Example 3: OAuth2 Authorization Code (with PKCE)

  1. App sends user to provider’s authorize page with code_challenge
  2. User logs in with provider
  3. App receives code, exchanges it (with code_verifier) for tokens
  4. App uses access token to call the provider’s APIs

PKCE binds the code to your client, reducing interception risk.

Example 4: RBAC check

function authorize(requiredRole, user) {
  if (!user) return false
  return user.roles.includes(requiredRole)
}

// Example usage
if (!authorize('admin', req.user)) return 403
ABAC twist
// Owner rule: allow if user owns resource
function canEdit(user, resource) {
  return user.roles.includes('admin') || resource.ownerId === user.id
}

Hands-on exercises

Do the exercises below. Aim for correctness first, then security hardening. Mirror your work with the checklist.

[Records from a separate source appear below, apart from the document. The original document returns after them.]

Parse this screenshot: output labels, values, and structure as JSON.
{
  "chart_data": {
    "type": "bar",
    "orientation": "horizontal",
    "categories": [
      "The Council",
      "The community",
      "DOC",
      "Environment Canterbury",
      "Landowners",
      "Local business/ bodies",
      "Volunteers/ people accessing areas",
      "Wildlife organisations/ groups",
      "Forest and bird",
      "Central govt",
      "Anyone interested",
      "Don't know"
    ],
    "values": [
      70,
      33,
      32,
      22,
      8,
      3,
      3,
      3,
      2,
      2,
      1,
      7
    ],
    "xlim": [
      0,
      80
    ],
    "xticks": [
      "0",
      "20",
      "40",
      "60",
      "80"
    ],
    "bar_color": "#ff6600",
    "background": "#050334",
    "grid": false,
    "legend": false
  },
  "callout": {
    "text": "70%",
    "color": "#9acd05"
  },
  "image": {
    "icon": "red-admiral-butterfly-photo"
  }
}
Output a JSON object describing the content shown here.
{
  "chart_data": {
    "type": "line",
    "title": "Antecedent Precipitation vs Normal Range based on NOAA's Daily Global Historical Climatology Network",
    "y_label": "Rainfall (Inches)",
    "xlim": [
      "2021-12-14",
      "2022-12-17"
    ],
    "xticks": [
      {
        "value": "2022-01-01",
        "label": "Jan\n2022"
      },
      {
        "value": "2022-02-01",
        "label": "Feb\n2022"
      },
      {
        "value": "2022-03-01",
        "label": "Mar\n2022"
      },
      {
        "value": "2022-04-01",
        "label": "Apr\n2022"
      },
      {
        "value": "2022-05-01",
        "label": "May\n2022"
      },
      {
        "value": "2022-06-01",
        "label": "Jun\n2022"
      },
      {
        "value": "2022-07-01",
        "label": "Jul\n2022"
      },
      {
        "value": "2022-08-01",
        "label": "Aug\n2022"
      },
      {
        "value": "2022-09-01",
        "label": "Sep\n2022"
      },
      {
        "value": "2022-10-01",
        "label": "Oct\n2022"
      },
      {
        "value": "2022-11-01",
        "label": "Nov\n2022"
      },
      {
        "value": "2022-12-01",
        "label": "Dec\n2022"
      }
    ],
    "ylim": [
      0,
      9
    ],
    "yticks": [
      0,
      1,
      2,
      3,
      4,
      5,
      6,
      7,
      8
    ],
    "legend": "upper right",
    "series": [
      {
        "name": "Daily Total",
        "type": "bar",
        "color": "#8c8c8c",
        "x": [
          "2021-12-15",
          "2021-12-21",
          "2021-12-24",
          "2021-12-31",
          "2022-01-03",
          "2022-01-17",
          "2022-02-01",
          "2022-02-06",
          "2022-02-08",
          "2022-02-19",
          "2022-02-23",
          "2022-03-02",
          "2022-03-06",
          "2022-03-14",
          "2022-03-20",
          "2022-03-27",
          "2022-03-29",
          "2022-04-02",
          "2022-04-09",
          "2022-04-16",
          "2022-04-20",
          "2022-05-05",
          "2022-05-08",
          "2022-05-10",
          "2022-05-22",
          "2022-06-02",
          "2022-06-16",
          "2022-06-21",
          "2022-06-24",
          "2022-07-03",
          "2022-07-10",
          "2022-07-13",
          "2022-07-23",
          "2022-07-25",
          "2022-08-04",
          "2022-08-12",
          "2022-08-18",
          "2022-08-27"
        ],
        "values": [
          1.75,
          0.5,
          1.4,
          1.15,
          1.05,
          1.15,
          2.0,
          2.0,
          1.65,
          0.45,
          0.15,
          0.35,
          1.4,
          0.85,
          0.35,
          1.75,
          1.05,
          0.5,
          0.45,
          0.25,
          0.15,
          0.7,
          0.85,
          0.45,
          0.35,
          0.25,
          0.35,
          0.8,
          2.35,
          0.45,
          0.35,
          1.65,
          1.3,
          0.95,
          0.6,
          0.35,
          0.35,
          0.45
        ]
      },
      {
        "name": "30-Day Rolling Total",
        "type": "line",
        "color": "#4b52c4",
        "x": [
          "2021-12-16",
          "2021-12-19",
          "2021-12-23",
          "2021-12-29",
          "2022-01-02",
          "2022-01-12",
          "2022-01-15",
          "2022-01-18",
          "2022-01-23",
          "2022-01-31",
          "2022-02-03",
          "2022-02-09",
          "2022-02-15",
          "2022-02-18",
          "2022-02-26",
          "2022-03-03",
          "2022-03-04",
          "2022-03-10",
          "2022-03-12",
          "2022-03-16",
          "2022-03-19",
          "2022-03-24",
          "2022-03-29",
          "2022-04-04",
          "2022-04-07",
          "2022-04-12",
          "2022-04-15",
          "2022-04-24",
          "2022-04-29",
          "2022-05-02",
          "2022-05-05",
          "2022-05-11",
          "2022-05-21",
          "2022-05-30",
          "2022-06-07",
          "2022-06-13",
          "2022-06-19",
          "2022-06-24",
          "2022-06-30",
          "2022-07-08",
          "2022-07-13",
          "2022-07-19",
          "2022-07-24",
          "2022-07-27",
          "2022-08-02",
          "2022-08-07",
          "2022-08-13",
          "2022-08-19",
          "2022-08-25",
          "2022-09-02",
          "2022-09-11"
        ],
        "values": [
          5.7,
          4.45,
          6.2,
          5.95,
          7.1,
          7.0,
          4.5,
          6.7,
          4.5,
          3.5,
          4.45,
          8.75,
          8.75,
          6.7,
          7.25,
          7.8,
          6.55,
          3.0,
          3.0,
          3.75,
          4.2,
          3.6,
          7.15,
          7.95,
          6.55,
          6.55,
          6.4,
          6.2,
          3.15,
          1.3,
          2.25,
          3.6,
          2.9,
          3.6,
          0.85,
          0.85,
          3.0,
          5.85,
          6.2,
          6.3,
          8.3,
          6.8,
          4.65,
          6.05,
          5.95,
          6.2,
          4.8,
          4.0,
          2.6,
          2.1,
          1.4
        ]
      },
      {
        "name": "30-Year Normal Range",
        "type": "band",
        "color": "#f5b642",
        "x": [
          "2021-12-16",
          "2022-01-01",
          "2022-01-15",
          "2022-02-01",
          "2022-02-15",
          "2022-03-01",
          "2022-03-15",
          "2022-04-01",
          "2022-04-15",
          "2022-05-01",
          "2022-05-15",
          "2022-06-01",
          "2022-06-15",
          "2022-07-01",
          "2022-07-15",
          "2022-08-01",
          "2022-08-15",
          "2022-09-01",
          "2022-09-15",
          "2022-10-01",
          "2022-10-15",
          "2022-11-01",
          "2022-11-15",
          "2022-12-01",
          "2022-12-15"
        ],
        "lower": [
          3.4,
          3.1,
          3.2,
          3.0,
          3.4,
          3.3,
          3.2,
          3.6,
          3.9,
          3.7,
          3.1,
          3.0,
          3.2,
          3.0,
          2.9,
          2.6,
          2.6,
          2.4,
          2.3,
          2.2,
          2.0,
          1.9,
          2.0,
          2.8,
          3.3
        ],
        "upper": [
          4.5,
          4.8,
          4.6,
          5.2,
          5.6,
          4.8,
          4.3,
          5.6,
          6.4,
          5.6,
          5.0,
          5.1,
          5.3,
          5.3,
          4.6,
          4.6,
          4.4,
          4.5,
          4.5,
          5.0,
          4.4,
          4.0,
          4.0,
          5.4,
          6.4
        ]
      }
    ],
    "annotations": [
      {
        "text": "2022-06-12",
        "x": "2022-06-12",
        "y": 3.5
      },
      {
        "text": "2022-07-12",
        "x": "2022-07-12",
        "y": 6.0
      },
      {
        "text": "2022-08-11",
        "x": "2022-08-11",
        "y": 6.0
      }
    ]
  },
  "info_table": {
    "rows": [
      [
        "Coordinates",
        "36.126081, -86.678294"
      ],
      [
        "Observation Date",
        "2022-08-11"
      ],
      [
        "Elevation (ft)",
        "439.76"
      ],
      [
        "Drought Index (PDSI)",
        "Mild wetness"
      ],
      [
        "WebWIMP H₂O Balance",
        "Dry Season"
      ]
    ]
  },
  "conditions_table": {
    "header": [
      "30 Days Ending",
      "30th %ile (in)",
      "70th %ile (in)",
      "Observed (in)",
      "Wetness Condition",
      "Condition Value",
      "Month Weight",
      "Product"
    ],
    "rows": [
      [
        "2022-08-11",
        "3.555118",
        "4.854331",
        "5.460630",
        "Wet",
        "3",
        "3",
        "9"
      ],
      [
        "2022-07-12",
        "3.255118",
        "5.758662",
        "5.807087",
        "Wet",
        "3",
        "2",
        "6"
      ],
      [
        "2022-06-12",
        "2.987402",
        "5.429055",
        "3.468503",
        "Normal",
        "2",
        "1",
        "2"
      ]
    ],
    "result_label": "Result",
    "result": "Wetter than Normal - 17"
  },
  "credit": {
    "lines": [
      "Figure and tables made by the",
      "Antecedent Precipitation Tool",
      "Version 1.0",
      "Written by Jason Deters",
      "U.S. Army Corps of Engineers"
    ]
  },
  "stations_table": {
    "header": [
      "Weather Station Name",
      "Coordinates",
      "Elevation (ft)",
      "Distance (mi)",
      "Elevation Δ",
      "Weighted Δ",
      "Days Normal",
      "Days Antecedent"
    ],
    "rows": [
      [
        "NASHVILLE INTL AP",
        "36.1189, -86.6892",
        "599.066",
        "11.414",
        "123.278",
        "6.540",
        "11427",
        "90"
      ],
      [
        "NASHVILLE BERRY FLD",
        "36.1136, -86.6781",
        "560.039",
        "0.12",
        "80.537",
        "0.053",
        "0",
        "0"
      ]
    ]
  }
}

  • Exercise 1: Build a secure session login endpoint with cookie + CSRF strategy
  • Exercise 2: Implement JWT verification middleware and role checks

Self-check checklist

  • Passwords are hashed with a slow algorithm
  • Session cookie has HttpOnly, Secure, SameSite set
  • State-changing endpoints are protected against CSRF
  • JWTs are verified for signature, alg, exp (and aud/iss if used)
  • Authorization checks are explicit and centralized
  • Rate limiting/brute-force protection is in place

Common mistakes and how to self-check

  • Trusting JWT without verifying signature. Self-check: Try a token with modified payload; server must reject it.
  • Missing SameSite/HttpOnly on session cookies. Self-check: Inspect Set-Cookie; flags must be present.
  • Long-lived tokens without rotation. Self-check: Ensure access tokens are short-lived; use refresh tokens properly.
  • Authorization after action. Self-check: All writes must check permissions before database changes.
  • Storing plain text passwords. Self-check: Confirm only hashes are stored; test with a fake breach dump.

Practical projects

  1. Personal notes API: Session-based auth, CSRF protection, and owner-only access.
  2. Task manager API: JWT auth, roles (admin, manager, worker), and per-project permissions.
  3. OAuth login demo: Authorization Code with PKCE to fetch basic profile.
What good looks like
  • Clear separation: auth middleware, authorization helpers
  • Explicit security headers and cookie flags
  • Short token lifetimes, refresh rotation, and revocation list

Who this is for

  • Beginners learning backend basics
  • Frontend devs adding secure APIs
  • QA/DevOps who need to understand auth flows

Prerequisites

  • Comfortable with one backend runtime (e.g., Node, Python, Go, Java)
  • Basic HTTP knowledge (headers, status codes, cookies)
  • Basic database CRUD

Learning path

  1. AuthN vs AuthZ fundamentals (this lesson)
  2. Sessions and cookies in detail
  3. JWT and token-based APIs
  4. OAuth2/OIDC essentials
  5. Role and attribute-based authorization patterns
  6. Hardening: CSRF, rate limiting, password policies, MFA

Next steps

  • Finish the exercises and run the quick test
  • Refactor: centralize authorization checks
  • Add logging for auth events and monitor failed logins

Mini challenge

Your team exposes POST /payments. The web app uses cookies. Design a CSRF defense and an authorization rule. Describe cookie flags, token strategy, and the role/owner checks you’ll implement.

Practice Exercises

2 exercises to complete

Instructions

Create two endpoints:

  1. POST /login that verifies email+password against a hashed password, creates a server-side session (id, userId, expiresAt), and sets a cookie with HttpOnly, Secure, SameSite=Lax
  2. POST /profile/update that updates the user profile only if a valid session exists and a CSRF token is provided
Requirements
  • Use a slow password hash (bcrypt/Argon2)
  • Generate a random CSRF token and store it in session; expect it in a header (e.g., X-CSRF-Token)
  • Enforce rate limiting on /login (e.g., 5/min per IP)
  • Return appropriate status codes (401 on bad creds, 204 on success, 403 on CSRF failure)
Expected Output
Successful login sets a secure session cookie and returns 204 with a CSRF token (e.g., in JSON). Profile update with correct cookie+token returns 200; invalid token returns 403.